I will regretfully but more truthfully stick with the language of crisis. We will never find a solution to this churchwide crisis until we reclaim our Roman Catholic birthright, our innermost identity through the celebration of our traditional sacred liturgy. When the Holy Sacrifice of the Mass, the Divine Office, and the sacramental rites of the Church are once again offered to God in a manner truly in continuity with tradition, then, and only then, will come that “Second Spring” about which postconciliar Popes have spoken with such premature confidence; only then will a new age of evangelization begin in earnest, with the Mass of the Ages as its pulsing heart.

 

[1] I appeal to Maritain’s and Journet’s distinction between Church and churchmen. The former, being the immaculate Bride of Christ and animated by His Holy Spirit, cannot go astray in teaching or lose her essential holiness. The latter, being fallen men, can and do fall away from the faith or from good morals or from prudence and wisdom in their judgments. Hence we may not say that the Catholic Church has failed, but we can and must say that individual clergy, religious, and laity have failed. Indeed, they have failed the Church and Christ her Lord; it is not Christ or His Church who have failed them.

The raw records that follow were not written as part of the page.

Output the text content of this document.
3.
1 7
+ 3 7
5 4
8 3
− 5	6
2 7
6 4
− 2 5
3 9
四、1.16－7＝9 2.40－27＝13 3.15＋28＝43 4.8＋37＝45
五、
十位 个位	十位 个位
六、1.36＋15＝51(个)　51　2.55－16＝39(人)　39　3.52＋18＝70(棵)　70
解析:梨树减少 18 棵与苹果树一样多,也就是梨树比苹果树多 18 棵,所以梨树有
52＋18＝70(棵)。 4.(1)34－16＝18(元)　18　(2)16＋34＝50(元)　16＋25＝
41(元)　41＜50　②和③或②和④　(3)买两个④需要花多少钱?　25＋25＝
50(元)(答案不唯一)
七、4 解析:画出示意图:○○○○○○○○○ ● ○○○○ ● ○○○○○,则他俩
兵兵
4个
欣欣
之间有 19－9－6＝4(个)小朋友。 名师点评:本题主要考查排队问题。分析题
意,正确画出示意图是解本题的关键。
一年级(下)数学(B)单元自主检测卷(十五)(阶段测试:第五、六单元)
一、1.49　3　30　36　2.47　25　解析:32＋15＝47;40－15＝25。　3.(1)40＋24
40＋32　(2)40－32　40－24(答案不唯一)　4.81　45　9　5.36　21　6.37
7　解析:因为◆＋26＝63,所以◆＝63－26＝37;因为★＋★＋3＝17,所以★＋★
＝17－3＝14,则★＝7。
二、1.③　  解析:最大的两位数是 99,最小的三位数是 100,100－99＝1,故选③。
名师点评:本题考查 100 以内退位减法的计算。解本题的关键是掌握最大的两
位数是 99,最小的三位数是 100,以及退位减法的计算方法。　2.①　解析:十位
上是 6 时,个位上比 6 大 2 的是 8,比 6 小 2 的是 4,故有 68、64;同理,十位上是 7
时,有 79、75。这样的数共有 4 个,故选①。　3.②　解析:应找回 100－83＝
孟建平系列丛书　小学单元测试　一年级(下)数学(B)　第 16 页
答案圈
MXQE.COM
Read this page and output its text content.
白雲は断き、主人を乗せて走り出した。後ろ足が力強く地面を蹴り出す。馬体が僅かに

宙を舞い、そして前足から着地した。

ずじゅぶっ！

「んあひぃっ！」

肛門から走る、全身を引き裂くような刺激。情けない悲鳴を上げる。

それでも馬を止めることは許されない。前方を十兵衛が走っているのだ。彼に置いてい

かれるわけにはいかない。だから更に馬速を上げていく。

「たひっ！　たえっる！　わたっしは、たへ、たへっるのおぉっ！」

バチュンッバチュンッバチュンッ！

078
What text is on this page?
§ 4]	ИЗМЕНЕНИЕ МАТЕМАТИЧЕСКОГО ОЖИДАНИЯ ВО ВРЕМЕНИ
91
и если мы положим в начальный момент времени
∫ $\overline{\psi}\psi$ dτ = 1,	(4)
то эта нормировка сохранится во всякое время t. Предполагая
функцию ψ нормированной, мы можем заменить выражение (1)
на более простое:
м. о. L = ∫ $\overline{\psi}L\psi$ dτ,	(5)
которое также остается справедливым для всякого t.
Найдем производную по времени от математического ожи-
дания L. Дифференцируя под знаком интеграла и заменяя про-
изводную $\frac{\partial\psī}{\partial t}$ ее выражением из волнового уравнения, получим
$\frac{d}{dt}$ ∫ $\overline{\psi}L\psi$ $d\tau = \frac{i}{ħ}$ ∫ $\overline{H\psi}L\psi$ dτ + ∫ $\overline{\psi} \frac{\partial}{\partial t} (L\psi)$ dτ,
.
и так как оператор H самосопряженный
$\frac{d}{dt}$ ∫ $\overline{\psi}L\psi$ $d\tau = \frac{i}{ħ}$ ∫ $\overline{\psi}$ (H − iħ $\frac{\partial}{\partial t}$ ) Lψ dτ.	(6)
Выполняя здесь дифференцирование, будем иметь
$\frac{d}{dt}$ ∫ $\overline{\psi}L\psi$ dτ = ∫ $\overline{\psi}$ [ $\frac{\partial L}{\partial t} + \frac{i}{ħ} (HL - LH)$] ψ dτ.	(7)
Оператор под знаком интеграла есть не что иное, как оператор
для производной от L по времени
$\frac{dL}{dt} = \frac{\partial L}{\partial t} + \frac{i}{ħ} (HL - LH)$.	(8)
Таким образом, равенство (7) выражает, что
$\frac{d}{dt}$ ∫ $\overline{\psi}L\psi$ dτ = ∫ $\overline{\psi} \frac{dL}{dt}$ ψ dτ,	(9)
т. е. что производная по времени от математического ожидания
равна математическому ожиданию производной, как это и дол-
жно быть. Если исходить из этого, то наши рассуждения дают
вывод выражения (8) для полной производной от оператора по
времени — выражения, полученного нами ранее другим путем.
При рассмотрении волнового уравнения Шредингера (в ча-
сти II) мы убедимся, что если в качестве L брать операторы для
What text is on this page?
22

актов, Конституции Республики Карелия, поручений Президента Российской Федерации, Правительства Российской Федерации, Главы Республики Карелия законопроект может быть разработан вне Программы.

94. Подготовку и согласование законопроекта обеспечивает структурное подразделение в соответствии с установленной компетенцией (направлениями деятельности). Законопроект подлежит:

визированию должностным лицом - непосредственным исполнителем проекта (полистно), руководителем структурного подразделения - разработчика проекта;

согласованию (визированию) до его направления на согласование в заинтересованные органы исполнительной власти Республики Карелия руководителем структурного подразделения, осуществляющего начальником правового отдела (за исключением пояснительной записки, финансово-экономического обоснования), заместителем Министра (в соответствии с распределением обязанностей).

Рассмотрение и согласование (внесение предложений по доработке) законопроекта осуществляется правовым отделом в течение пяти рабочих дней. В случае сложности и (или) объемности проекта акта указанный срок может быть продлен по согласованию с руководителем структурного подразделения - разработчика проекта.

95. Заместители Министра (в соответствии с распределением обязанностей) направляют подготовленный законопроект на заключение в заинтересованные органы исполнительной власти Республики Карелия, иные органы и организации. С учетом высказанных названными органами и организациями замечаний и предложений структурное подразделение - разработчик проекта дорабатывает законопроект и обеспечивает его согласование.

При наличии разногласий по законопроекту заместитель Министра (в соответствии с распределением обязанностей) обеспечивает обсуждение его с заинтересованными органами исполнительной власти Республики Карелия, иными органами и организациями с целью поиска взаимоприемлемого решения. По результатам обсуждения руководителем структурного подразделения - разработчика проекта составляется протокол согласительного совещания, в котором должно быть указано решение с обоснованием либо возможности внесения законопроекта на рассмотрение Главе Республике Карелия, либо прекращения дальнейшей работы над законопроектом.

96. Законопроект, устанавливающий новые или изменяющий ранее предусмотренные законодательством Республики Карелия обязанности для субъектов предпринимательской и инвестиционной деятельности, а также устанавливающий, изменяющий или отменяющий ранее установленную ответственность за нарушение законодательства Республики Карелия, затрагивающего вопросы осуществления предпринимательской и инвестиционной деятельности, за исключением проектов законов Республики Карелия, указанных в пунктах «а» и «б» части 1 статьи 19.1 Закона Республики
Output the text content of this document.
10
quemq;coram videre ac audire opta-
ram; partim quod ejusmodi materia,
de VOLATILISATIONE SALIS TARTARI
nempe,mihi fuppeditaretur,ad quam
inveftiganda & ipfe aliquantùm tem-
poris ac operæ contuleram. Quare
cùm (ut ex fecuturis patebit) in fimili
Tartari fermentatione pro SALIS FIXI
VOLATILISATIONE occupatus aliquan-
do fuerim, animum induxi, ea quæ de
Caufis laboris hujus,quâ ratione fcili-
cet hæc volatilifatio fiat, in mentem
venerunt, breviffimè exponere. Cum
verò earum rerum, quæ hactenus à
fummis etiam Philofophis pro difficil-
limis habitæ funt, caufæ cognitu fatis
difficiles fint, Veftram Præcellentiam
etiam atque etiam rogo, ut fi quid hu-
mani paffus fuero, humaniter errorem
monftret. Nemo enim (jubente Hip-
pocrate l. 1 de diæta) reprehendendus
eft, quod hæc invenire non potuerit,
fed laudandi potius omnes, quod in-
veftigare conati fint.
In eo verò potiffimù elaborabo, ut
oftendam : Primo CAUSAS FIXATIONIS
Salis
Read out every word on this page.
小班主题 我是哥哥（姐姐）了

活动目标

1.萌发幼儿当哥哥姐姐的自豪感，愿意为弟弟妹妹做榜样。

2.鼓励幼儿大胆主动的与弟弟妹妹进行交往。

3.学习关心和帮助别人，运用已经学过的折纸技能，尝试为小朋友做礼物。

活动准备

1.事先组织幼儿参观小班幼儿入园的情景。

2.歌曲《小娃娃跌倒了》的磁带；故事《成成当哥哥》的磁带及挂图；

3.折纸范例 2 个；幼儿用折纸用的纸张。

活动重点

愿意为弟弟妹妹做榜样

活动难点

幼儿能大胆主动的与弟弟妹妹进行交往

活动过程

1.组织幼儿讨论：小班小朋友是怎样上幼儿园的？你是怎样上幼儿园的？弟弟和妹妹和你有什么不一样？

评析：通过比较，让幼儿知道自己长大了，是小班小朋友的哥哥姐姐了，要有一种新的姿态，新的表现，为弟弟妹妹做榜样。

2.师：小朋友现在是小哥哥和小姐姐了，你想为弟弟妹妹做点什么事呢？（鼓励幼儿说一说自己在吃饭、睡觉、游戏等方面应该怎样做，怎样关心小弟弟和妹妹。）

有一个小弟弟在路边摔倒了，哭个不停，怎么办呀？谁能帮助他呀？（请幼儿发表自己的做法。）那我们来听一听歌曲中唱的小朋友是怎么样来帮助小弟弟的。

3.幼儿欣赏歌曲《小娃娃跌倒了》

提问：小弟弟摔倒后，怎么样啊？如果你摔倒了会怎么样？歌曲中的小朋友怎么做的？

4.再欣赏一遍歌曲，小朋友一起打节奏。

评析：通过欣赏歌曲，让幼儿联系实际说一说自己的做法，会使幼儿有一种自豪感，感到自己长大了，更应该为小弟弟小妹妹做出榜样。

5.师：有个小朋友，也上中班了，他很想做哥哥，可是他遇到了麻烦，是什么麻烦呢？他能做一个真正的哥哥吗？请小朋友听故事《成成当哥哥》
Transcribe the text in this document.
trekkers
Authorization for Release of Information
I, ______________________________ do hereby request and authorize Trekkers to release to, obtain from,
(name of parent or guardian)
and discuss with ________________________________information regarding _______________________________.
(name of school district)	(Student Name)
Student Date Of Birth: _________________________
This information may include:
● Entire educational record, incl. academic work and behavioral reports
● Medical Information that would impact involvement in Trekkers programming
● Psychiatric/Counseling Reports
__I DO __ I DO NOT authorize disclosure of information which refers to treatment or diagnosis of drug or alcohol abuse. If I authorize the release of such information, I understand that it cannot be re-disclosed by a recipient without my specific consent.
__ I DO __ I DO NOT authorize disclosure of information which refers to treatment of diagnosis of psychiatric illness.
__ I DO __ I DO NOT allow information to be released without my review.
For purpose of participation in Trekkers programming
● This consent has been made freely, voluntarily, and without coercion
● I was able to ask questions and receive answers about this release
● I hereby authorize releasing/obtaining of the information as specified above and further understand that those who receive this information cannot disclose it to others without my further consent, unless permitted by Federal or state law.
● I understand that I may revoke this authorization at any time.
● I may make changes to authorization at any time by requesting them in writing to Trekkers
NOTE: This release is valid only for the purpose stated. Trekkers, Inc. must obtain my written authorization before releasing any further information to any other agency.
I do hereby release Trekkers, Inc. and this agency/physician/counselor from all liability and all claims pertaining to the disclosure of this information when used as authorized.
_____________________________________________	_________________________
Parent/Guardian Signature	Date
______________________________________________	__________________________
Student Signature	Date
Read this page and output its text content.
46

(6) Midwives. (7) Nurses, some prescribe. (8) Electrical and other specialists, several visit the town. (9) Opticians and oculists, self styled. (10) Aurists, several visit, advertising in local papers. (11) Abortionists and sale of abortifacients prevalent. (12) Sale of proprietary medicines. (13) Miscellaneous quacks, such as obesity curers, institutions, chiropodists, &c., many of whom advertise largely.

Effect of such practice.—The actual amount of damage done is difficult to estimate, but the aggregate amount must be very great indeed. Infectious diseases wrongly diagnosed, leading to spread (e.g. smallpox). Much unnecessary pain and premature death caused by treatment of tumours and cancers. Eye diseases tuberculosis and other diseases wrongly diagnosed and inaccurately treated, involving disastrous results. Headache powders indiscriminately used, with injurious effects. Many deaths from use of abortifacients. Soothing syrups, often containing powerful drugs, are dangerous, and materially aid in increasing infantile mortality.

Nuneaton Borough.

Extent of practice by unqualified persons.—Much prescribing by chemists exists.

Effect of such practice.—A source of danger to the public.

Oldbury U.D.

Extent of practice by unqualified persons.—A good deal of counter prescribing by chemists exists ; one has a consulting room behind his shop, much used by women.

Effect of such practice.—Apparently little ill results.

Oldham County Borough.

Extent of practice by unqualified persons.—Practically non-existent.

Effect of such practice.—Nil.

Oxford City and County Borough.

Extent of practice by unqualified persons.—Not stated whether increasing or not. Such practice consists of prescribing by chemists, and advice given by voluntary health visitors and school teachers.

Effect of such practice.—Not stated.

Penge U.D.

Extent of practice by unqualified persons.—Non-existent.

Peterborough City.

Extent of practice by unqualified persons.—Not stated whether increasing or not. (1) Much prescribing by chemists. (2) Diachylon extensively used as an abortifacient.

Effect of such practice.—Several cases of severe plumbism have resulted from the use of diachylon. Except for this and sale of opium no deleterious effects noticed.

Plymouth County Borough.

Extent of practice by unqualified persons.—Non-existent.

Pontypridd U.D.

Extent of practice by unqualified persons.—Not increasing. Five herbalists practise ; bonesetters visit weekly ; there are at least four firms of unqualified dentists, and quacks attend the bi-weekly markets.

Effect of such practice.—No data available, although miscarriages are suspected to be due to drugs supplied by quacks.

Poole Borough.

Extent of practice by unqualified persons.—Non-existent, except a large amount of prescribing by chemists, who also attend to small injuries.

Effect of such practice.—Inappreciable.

[2] Ecclesia de Eucharistia, n. 10.

[3]A Big Heart Open to God,” September 19, 2013.

[4] These quotations are taken from Milestones: Memoirs 1927–1977; Theologisches 20.2, February 1990; preface to the French translation of Gamber’s The Reform of the Roman Liturgy (1992); Salt of the Earth (1997); the remainder from The Spirit of the Liturgy (2000). For a larger selection and bibliographical information, see this florilegium.

[5] The Spirit of the Liturgy, 165–66.

[6] For evidence, see the extensive research of Lauren Pristas, Collects of the Roman Missal: A Comparative Study of the Sundays in Proper Seasons Before and After the Second Vatican Council (London: T&T Clark, 2013).